You can make it work either way but its easier with a sub or subs (especially subs).
In most rooms you run into a problem with standing waves if the room has regular dimensions. This can cause a loss of bass at the listening chair- or maybe (less common) too much bass.
If you have speakers that go to 20Hz and you place them in the ideal spot for imagining and depth this is a very likely problem. I've run into it many times!

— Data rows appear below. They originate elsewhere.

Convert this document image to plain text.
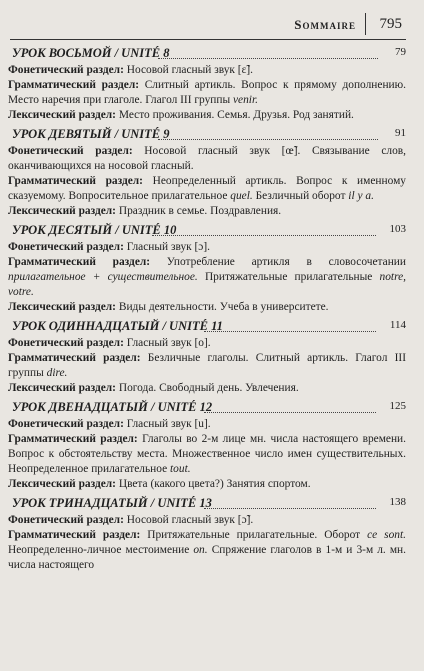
Sommaire 795
УРОК ВОСЬМОЙ / UNITÉ 8	79

Фонетический раздел: Носовой гласный звук [ɛ̃].

Грамматический раздел: Слитный артикль. Вопрос к прямому дополнению. Место наречия при глаголе. Глагол III группы venir.

Лексический раздел: Место проживания. Семья. Друзья. Род занятий.

УРОК ДЕВЯТЫЙ / UNITÉ 9	91

Фонетический раздел: Носовой гласный звук [œ̃]. Связывание слов, оканчивающихся на носовой гласный.

Грамматический раздел: Неопределенный артикль. Вопрос к именному сказуемому. Вопросительное прилагательное quel. Безличный оборот il y a.

Лексический раздел: Праздник в семье. Поздравления.

УРОК ДЕСЯТЫЙ / UNITÉ 10	103

Фонетический раздел: Гласный звук [ɔ].

Грамматический раздел: Употребление артикля в словосочетании прилагательное + существительное. Притяжательные прилагательные notre, votre.

Лексический раздел: Виды деятельности. Учеба в университете.

УРОК ОДИННАДЦАТЫЙ / UNITÉ 11	114

Фонетический раздел: Гласный звук [o].

Грамматический раздел: Безличные глаголы. Слитный артикль. Глагол III группы dire.

Лексический раздел: Погода. Свободный день. Увлечения.

УРОК ДВЕНАДЦАТЫЙ / UNITÉ 12	125

Фонетический раздел: Гласный звук [u].

Грамматический раздел: Глаголы во 2-м лице мн. числа настоящего времени. Вопрос к обстоятельству места. Множественное число имен существительных. Неопределенное прилагательное tout.

Лексический раздел: Цвета (какого цвета?) Занятия спортом.

УРОК ТРИНАДЦАТЫЙ / UNITÉ 13	138

Фонетический раздел: Носовой гласный звук [ɔ̃].

Грамматический раздел: Притяжательные прилагательные. Оборот ce sont. Неопределенно-личное местоимение on. Спряжение глаголов в 1-м и 3-м л. мн. числа настоящего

The big problem with subs is getting them to blend but if you make sure the sub is operating only below 80Hz it will be a cinch. If its operating over that frequency you may have to place it in the same vicinity as your main speakers; if it only operates below 80Hz it won't attract attention to itself and you can place it where its audible at the listening chair. The thing is that with one sub that placement might not be very convenient. And you could still have problems with standing waves.
An easier approach is to use multiple subs set up as a Distributed Bass Array (DBA). The idea is that since bass is omnidirectional below 80Hz, you can then feed them all the same signal and place them asymmetrically in the room, thus breaking up standing waves and getting evenly distributed bass. The advantage of this approach is that the main speakers no longer have to go down so deep. As long as they get to 50-60 Hz they harmonics of the bass notes will convince you that the note are coming from in front of you even though the fundamentals are coming from the side or even the rear of the room.
Audiokinesis has worked out an effective sub system called the Swarm which is compact, easy to set up and goes right flat to 20Hz.
This opens up the choice of speakers since there are many smaller highly resolved speakers that can handle 50Hz and above quite well- the only issue might be that the speaker behave well if it gets bass notes below its cutoff.